Companies, professional corporations, and insurance carriers doing business in Illinois need to know about a trailblazing new case likely to impact their defense against veil-piercing claims. Traditionally, the question of whether a corporate veil can be pierced to reach the shareholders or owners behind a corporate entity has been for the trial court to determine. But in Benzakry v. Patel, 2017 WL 1251645 (Ill. App. Apr. 5, 2017), tradition didn’t hold: now veil-piercing claims can be decided by a jury instead of the trial court.
What Happened Here?
Plaintiff Emil Benzakry entered into a purchase agreement with KAP Family Investments, LLC (“KAP”) to purchase a gas station in Rock Falls, Illinois. The gas station would be an investment to fund his retirement. In making his purchase, he relied on an allegedly misleading listing of the gas station’s sales—and later, his tenant abandoned the gas station due to … a lack of sales. Benzakry was unsuccessful in his attempts to open new businesses at the location. After the gas station permanently closed, he filed a veil-piercing claim against KAP and sued for damages.

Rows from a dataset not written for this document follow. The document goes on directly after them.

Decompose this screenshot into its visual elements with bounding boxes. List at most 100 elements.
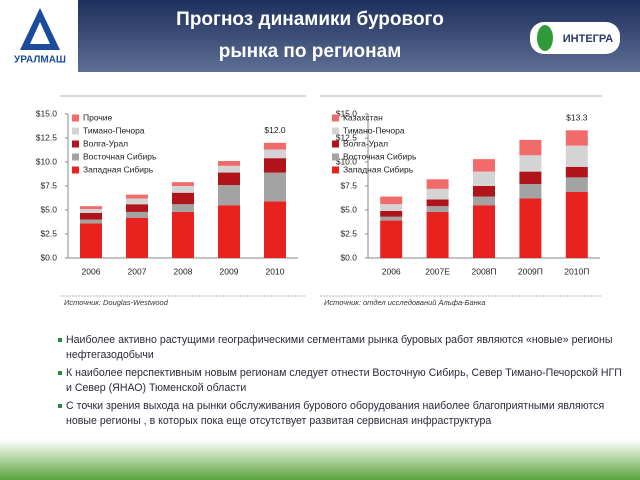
- y-tick-label: $10.0: [36, 156, 58, 166]
- bar-segment: [126, 204, 148, 212]
- bar-segment: [565, 191, 588, 258]
- bar-segment: [519, 155, 542, 172]
- bar-segment: [172, 182, 194, 186]
- slide-title-line: рынка по регионам: [219, 41, 402, 62]
- source-note: Источник: Douglas-Westwood: [64, 298, 169, 307]
- left-logo-text: УРАЛМАШ: [14, 55, 66, 66]
- x-tick-label: 2007: [128, 266, 147, 276]
- legend-swatch: [72, 127, 79, 135]
- legend-swatch: [332, 166, 339, 174]
- legend-label: Тимано-Печора: [83, 125, 145, 135]
- bar-segment: [380, 204, 403, 211]
- right-logo-text: ИНТЕГРА: [563, 33, 614, 45]
- y-tick-label: $15.0: [336, 108, 358, 118]
- bar-segment: [80, 206, 102, 210]
- bar-segment: [473, 159, 495, 172]
- x-tick-label: 2010: [266, 266, 285, 276]
- bar-segment: [565, 130, 588, 146]
- bar-segment: [565, 177, 588, 192]
- bar-segment: [126, 198, 148, 205]
- legend-swatch: [72, 140, 79, 148]
- bar-segment: [565, 145, 588, 167]
- legend-label: Прочие: [83, 112, 113, 122]
- bar-segment: [172, 192, 194, 205]
- bar-segment: [218, 185, 240, 206]
- bar-segment: [264, 201, 286, 258]
- bullet-item: К наиболее перспективным новым регионам …: [58, 366, 630, 396]
- legend-swatch: [332, 127, 339, 135]
- x-tick-label: 2010П: [564, 266, 589, 276]
- bar-segment: [519, 184, 542, 199]
- bullet-item: Наиболее активно растущими географически…: [58, 333, 630, 363]
- bar-segment: [380, 220, 403, 258]
- chart-panel: [320, 95, 602, 310]
- bar-segment: [473, 196, 495, 206]
- footer-band: [0, 440, 640, 480]
- x-tick-label: 2008: [174, 266, 193, 276]
- bar-segment: [426, 206, 449, 212]
- bar-segment: [126, 194, 148, 199]
- bar-segment: [519, 198, 542, 258]
- bar-segment: [380, 216, 403, 221]
- right-logo-leaf: [537, 25, 553, 51]
- y-tick-label: $12.5: [36, 132, 58, 142]
- legend-swatch: [332, 153, 339, 161]
- y-tick-label: $5.0: [340, 204, 357, 214]
- legend-swatch: [332, 140, 339, 148]
- legend-label: Западная Сибирь: [343, 164, 414, 174]
- legend-swatch: [332, 114, 339, 122]
- bar-segment: [218, 165, 240, 173]
- bar-segment: [426, 179, 449, 189]
- legend-label: Волга-Урал: [83, 138, 128, 148]
- legend-swatch: [72, 153, 79, 161]
- slide-title-line: Прогноз динамики бурового: [176, 9, 444, 30]
- legend-label: Восточная Сибирь: [343, 151, 417, 161]
- bar-segment: [80, 212, 102, 220]
- x-tick-label: 2009: [220, 266, 239, 276]
- legend-label: Восточная Сибирь: [83, 151, 157, 161]
- total-label: $12.0: [264, 125, 286, 135]
- bar-segment: [380, 210, 403, 217]
- y-tick-label: $2.5: [340, 228, 357, 238]
- bar-segment: [218, 205, 240, 258]
- bar-segment: [473, 186, 495, 197]
- bar-segment: [218, 161, 240, 166]
- bar-segment: [264, 172, 286, 202]
- y-tick-label: $10.0: [336, 156, 358, 166]
- bar-segment: [80, 223, 102, 258]
- total-label: $13.3: [566, 113, 588, 123]
- bullet-list: Наиболее активно растущими географически…: [58, 333, 630, 432]
- x-tick-label: 2006: [82, 266, 101, 276]
- bar-segment: [426, 199, 449, 207]
- bar-segment: [80, 219, 102, 224]
- legend-swatch: [72, 114, 79, 122]
- legend-label: Волга-Урал: [343, 138, 388, 148]
- legend-label: Западная Сибирь: [83, 164, 154, 174]
- bar-segment: [172, 211, 194, 258]
- y-tick-label: $15.0: [36, 108, 58, 118]
- x-tick-label: 2006: [382, 266, 401, 276]
- bar-segment: [565, 166, 588, 178]
- y-tick-label: $2.5: [40, 228, 57, 238]
- bar-segment: [264, 158, 286, 173]
- right-logo-bg: [530, 22, 620, 54]
- bar-segment: [218, 172, 240, 186]
- bar-segment: [519, 171, 542, 185]
- bar-segment: [426, 211, 449, 258]
- y-tick-label: $7.5: [40, 180, 57, 190]
- left-logo-inner: [30, 22, 50, 44]
- y-tick-label: $0.0: [340, 252, 357, 262]
- y-tick-label: $5.0: [40, 204, 57, 214]
- bar-segment: [264, 142, 286, 150]
- bar-segment: [380, 196, 403, 205]
- bar-segment: [264, 149, 286, 159]
- bar-segment: [172, 186, 194, 193]
- x-tick-label: 2009П: [518, 266, 543, 276]
- x-tick-label: 2008П: [471, 266, 496, 276]
- source-note: Источник: отдел исследований Альфа-Банка: [324, 298, 486, 307]
- legend-swatch: [72, 166, 79, 174]
- legend-label: Казахстан: [343, 112, 383, 122]
- x-tick-label: 2007E: [425, 266, 450, 276]
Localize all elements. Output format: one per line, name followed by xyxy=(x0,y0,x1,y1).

At trial, a jury found in favor of Benzakry. Not only did jurors allow damages for fraudulent misdealings in the sale, but they also pierced the corporate veil and found KAP’s owner personally responsible. KAP argued a claim of piercing the corporate veil was not a matter for the jury to decide, but rather should be decided only by a judge. Illinois had never addressed this issue at the appellate level, thus teeing this matter up for the Illinois Appellate Court.
The Appellate Court Takes a Look
As in most states, Illinois law provides no right to a jury in an equitable claim; moreover, as in most states, Illinois courts have treated piercing the corporate veil as equitable in nature. Thus, one would think a jury can’t decide a claim of piercing the corporate veil, which would seem to call for an equitable (thus judge-given) remedy. But in Illinois, no court apparently had ever explicitly said so before. Better late than never, figured the Benzakry court.
In its holding, the Illinois Appellate Court agreed with the general rule that a claim of piercing the corporate veil was equitable in nature, such that an individual bringing this type of claim would not ordinarily have a right to a jury. But in examining Section 2-1111 of the Illinois Code of Civil Procedure (which states “the court may in its discretion direct an issue or issues to be tried by a jury, whenever it is judged necessary in any action seeking equitable relief”), the court found this section provided the trial court discretion to let a jury determine equitable issues.
In light of the Benzakry opinion, businesses and professionals operating in Illinois should expect plaintiffs to plead veil-piercing claims with greater frequency, knowing they (i.e., plaintiffs) perhaps will have an easier time surviving dismissal and getting in front of a jury on such claims. Additionally, businesses are now less likely to obtain a pre-trial ruling granting a veil-piercing defense to end a case without a trial. And because juries are not experts in legal issues pertaining to veil piercing, confusion may result, along with increased personal liability exposure for business owners and professionals operating in Illinois.